Attitudine e visual:
È un viaggio lisergico che volge lo sguardo a un passato fatto di polvere e LSD, un flusso trascendente di note che apre un varco temporale su visioni ipnotiche lontane, quello presentato dai canadesi Black Mountain sul palco di Villa Ada. Ad aprire le danze ci sono i Soviet Soviet, trio italiano ma dal respiro internazionale formato da Alessandro Costantini alla chitarra, Alessandro Ferri alla batteria e Andrea Giometti alla voce e al basso. La band modella dal vivo interessanti impressioni gothic rock con neri echi post-punk e new wave. Grinta e follia, compattezza e spessore si muovono così tra i suoni, forse a tratti un po’ derivativi, e sul palco. È poi la volta dei Black Mountain e si dà subito ampio spazio a un rock puro fatto di riviviscenze e contemporaneità.

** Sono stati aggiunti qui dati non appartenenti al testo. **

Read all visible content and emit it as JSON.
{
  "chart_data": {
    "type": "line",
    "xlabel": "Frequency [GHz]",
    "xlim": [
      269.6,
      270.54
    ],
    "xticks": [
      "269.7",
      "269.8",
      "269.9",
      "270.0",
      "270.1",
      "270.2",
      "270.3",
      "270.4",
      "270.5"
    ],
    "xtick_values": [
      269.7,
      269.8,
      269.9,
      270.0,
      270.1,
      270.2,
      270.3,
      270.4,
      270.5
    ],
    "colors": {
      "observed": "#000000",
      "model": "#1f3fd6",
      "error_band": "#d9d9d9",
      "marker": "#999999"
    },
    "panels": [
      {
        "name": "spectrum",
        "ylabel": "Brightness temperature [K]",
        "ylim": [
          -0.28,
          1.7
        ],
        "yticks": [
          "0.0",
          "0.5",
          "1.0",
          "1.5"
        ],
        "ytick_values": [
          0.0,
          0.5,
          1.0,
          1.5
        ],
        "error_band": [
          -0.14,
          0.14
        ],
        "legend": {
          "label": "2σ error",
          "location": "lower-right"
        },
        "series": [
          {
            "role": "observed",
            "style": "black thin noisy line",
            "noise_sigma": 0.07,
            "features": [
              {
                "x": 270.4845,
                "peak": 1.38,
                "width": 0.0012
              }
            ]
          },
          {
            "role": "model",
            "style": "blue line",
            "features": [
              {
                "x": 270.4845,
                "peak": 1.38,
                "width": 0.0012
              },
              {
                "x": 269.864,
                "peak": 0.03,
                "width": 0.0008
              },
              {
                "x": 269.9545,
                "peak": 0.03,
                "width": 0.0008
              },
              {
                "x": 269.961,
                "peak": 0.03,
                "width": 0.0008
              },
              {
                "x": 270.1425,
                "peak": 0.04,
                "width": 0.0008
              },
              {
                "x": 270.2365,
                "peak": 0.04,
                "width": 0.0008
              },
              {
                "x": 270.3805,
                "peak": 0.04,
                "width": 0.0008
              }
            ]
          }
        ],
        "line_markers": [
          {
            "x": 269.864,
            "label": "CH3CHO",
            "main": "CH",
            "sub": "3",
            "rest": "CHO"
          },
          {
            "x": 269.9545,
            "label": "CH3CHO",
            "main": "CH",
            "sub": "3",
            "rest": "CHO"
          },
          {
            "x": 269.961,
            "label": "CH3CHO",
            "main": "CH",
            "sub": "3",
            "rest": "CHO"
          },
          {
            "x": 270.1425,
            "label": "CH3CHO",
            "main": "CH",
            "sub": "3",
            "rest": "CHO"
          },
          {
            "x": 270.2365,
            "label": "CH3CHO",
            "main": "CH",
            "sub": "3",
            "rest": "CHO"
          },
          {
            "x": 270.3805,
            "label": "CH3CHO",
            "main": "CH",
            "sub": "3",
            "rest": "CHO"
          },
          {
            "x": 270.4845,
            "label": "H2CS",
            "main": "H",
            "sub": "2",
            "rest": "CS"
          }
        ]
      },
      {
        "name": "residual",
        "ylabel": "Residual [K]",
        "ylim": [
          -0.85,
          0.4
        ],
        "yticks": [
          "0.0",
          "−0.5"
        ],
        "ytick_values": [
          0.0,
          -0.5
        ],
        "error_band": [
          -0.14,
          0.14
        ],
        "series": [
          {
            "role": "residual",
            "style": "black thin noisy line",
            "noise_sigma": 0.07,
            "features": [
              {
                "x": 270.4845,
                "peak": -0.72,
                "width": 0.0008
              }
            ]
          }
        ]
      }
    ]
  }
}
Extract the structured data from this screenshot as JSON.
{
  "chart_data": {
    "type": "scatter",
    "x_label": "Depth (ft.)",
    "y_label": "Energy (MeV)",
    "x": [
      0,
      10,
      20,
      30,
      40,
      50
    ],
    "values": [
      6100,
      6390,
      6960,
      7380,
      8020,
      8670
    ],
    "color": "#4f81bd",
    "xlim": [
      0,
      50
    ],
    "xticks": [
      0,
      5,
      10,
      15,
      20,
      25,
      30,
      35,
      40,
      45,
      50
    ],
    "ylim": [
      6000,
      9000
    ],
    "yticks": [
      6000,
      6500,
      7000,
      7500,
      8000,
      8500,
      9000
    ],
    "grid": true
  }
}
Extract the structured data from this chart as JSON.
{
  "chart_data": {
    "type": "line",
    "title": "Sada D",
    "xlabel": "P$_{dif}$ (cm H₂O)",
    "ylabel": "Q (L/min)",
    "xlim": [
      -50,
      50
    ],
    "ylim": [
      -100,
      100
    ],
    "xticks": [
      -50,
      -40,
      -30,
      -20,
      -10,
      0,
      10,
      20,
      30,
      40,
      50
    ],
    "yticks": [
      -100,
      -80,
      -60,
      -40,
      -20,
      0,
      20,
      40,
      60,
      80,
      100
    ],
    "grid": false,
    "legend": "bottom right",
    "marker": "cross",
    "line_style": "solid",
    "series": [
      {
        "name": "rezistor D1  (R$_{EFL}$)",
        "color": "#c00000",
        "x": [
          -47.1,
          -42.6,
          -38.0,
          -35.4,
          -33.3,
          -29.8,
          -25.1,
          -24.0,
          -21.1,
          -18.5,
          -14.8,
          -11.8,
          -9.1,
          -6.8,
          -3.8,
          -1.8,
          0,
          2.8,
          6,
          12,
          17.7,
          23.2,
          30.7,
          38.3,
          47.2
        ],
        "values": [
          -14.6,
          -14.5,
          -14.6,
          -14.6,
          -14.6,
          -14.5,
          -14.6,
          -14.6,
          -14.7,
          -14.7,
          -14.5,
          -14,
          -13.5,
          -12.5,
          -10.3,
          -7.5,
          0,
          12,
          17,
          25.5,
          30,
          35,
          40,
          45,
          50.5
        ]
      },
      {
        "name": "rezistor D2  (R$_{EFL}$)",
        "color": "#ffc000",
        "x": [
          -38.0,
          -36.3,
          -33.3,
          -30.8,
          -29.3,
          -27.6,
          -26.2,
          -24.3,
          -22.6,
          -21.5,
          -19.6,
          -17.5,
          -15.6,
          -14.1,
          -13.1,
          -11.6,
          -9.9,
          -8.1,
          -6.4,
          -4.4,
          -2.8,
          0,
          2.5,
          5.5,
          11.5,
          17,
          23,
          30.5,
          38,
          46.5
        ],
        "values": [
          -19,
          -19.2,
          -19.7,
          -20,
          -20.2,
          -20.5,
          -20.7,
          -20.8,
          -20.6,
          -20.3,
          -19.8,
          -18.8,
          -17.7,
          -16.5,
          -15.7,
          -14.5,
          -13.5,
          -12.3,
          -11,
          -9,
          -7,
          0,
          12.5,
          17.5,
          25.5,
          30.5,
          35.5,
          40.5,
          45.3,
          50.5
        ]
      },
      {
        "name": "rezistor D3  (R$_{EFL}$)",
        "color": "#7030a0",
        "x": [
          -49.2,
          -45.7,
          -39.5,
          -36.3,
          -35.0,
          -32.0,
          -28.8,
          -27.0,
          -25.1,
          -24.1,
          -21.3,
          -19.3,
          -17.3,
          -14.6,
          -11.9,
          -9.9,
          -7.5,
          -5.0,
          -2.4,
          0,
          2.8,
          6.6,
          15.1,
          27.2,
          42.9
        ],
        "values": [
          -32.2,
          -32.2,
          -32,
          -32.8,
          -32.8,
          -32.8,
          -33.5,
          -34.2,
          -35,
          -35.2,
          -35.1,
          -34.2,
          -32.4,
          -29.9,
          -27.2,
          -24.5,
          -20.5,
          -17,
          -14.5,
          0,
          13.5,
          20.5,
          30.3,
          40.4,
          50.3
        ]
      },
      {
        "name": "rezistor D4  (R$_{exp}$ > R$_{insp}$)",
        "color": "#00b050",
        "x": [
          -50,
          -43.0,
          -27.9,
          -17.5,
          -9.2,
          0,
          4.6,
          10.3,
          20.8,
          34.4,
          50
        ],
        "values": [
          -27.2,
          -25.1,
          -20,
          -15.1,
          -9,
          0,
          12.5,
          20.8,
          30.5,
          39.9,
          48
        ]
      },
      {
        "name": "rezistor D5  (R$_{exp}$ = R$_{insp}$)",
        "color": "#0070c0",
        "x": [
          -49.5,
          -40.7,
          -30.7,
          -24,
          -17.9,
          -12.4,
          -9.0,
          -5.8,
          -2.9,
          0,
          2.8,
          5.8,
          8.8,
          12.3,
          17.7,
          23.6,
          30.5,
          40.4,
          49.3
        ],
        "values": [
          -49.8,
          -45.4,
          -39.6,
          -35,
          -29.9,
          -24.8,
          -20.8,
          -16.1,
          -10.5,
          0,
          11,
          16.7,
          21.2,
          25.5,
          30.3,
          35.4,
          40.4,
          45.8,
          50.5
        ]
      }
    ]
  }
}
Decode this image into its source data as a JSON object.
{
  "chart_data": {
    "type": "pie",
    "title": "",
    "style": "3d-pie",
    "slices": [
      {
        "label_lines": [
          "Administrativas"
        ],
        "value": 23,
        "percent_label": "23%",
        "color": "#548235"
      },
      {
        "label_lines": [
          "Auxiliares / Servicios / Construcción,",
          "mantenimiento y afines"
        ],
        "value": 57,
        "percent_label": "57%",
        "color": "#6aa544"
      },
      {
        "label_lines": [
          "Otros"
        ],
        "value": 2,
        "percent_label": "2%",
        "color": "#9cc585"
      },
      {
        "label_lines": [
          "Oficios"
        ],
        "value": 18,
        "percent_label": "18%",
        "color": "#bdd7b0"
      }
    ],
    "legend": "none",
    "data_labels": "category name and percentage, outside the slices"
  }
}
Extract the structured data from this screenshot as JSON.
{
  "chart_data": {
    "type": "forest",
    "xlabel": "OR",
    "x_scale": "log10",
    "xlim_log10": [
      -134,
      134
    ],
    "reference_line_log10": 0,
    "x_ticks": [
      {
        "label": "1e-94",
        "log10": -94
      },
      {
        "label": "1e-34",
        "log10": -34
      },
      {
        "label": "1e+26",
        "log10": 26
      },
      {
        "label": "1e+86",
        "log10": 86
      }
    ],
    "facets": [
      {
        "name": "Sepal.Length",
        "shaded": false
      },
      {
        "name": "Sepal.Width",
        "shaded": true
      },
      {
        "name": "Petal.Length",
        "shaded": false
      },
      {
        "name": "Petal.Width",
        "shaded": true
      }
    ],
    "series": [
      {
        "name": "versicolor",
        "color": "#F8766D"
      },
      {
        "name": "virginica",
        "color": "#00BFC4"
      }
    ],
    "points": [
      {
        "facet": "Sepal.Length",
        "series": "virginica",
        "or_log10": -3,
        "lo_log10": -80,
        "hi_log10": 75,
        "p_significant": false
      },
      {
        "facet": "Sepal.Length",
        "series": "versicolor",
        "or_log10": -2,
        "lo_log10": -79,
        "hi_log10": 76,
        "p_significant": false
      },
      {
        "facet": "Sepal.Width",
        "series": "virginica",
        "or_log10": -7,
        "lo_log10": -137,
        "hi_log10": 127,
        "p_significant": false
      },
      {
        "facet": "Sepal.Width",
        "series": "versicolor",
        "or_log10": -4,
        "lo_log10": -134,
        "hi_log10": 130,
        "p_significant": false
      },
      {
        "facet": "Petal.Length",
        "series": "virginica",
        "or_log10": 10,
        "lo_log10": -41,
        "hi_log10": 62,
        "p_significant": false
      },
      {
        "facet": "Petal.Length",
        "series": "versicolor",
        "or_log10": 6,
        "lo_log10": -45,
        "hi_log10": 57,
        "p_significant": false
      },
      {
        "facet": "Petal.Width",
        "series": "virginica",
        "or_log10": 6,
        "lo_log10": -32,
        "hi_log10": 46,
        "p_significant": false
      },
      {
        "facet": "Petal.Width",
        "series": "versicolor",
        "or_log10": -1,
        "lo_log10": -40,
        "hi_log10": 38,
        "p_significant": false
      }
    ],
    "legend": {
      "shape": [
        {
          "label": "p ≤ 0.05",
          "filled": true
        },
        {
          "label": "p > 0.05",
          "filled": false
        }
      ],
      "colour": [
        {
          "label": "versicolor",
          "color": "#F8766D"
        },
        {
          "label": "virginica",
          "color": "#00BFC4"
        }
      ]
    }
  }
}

Durante il live viene lasciato poco spazio alle interazioni col pubblico e, nella staticità delle movenze, è la potenza della musica a parlare. Il quintetto di Vancouver si muove su lande psych e distese kraut/cosmiche arroccate su rocce stoner e rupi heavy, restituendo saliscendi emozionali che alternano allucinazioni eteree e astrali a miraggi elettrificati ed energici di riff granitici. La voce pulita e cristallina della ninfa psichedelica Amber Webber sembra quasi evocare le anime di Grace Slick dei Jefferson Airplane e di Janis Joplin, ma con meno presenza scenica di queste ultime. I suoni risultano tecnicamente impeccabili, mentre vibrano nel sisma di fuzz e di synth, nel terremoto di distorsioni e riverberi, mentre l’alternarsi vocale tra la Webber e McBean restituisce variegati caleidoscopi ritmici.
Audio:
Buona resa audio, anche se a tratti con volumi troppo alti, in grado di abbracciare il pubblico e condurlo all’intero della traversata sonora proposta dai Black Mountain.
Setlist:
I Soviet Soviet propongono i brani del loro ultimo lavoro in studio, F A T E, come 1990, Together, Gone Fast e No Lesson, ma anche due pezzi inediti, Fairytale e Blend, che faranno parte del nuovo album. I Black Mountain partono invece con Mothers Of The Sun e con Florian Saucer Attack, dall’ultimo IV, per poi pescare anche da In The Future i pezzi Stormy High e Wucan. Scorrono poi Tyrants, You Can Dream, Line Them All Up, Cemetery Breeding e Rollercoaster – da Wilderness Heart. A chiudere il cerchio sonoro ci pensano i sogni cosmici di Space To Bakersfield.
Momento migliore:
Sicuramente gli episodi più carichi di elettricità ritmica, pregni di distorsioni ed esplosioni stoner.
Pubblico:
Un pubblico trasversale e di tutte le età che sembra decisamente apprezzare il focus e l’importanza che i Black Mountian vogliono dare esclusivamente alla musica scremata da interazioni superflue.
Conclusioni:
I Black Mountain sul palco forse peccano un po’ di presenza scenica, ma sicuramente questo aspetto viene ben controbilanciato dalla perfetta resa sonora e dalla tecnica sapiente. Live, come su disco, i Black Mountain sono anime Seventies che si affacciano al presente, riscoprendo il senso estatico della musica sotto un cielo illuminato da un’eclissi di suoni.